The Inspector General’s report, which was initially submitted to Congress in September but only publicly released on Monday, said the audit’s goal will be to “determine the reason, if any, for the limited number of CFTC whistleblower awards compared to the SEC, and to recommend best practices in this area.”
The five-year-old whistleblower program gave out its first whistleblower award in May 2014 — $240,000 to a whistleblower who helped expose violations of the Commodity Exchange Act. Another award was doled out this September for $290,000.
The SEC has paid out $54 million in whistleblower awards since 2011, including $37 million in 2015 alone. Phillips & Cohen LLP secured for an international client the largest SEC whistleblower award, more than $30 million.
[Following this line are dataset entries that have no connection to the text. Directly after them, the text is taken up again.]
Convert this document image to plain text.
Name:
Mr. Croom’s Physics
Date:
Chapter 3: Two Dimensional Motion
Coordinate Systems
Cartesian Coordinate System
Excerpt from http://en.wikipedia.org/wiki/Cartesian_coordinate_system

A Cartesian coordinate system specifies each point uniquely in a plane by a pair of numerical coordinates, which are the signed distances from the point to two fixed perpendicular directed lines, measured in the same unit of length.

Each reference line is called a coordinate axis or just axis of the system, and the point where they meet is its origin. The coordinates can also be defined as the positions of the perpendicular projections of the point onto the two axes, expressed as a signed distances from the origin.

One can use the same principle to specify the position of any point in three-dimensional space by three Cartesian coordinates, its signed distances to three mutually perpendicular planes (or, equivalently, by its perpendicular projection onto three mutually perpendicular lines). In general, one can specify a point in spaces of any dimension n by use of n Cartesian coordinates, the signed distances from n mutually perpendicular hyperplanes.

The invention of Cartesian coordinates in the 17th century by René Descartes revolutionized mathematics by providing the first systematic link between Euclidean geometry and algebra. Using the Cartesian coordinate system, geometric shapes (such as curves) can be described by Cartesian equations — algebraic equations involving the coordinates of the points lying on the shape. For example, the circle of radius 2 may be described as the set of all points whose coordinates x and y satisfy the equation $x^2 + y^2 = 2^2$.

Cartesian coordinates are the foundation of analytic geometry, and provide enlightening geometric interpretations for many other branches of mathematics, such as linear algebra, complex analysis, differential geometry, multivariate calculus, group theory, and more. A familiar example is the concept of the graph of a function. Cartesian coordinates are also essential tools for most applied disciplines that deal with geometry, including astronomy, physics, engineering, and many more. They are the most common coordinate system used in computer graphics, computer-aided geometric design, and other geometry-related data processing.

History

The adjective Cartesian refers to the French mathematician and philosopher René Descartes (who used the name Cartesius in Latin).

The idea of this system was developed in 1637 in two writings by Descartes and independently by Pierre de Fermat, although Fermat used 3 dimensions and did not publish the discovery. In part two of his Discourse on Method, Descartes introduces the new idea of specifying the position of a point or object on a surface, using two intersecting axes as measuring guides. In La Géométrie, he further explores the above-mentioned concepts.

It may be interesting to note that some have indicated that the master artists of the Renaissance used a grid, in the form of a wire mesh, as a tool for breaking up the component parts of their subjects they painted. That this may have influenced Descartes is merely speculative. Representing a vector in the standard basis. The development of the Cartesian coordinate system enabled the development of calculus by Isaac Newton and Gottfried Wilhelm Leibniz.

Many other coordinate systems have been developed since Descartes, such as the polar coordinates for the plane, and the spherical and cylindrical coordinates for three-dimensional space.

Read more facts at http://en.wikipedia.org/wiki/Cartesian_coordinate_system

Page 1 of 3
The CFTC has been trying to do its best to handle whistleblower cases with an admittedly limited staff and a tight budget. But things are looking up for the agency that’s often thought of as the younger sibling to the Securities and Exchange Commission: The FY 2016 budget includes an additional $72 million for the CFTC, raising its budget to $322 million.
Though the CFTC whistleblower program is still in its infancy, CFTC Chairman Timothy Massad has indicated that he expects the program to start to take off.
“This is a relatively new program so it is still growing,” Massad said at a Senate hearing in May. “We believe the program will be an important tool going forward in identifying, investigating, and prosecuting violations of the law.”
Christopher Ehrman, director of the CFTC Whistleblower Office, said at a conference in November that his staff has increased from three to eight and that he expects 2016 will be the year “when we hit our stride.”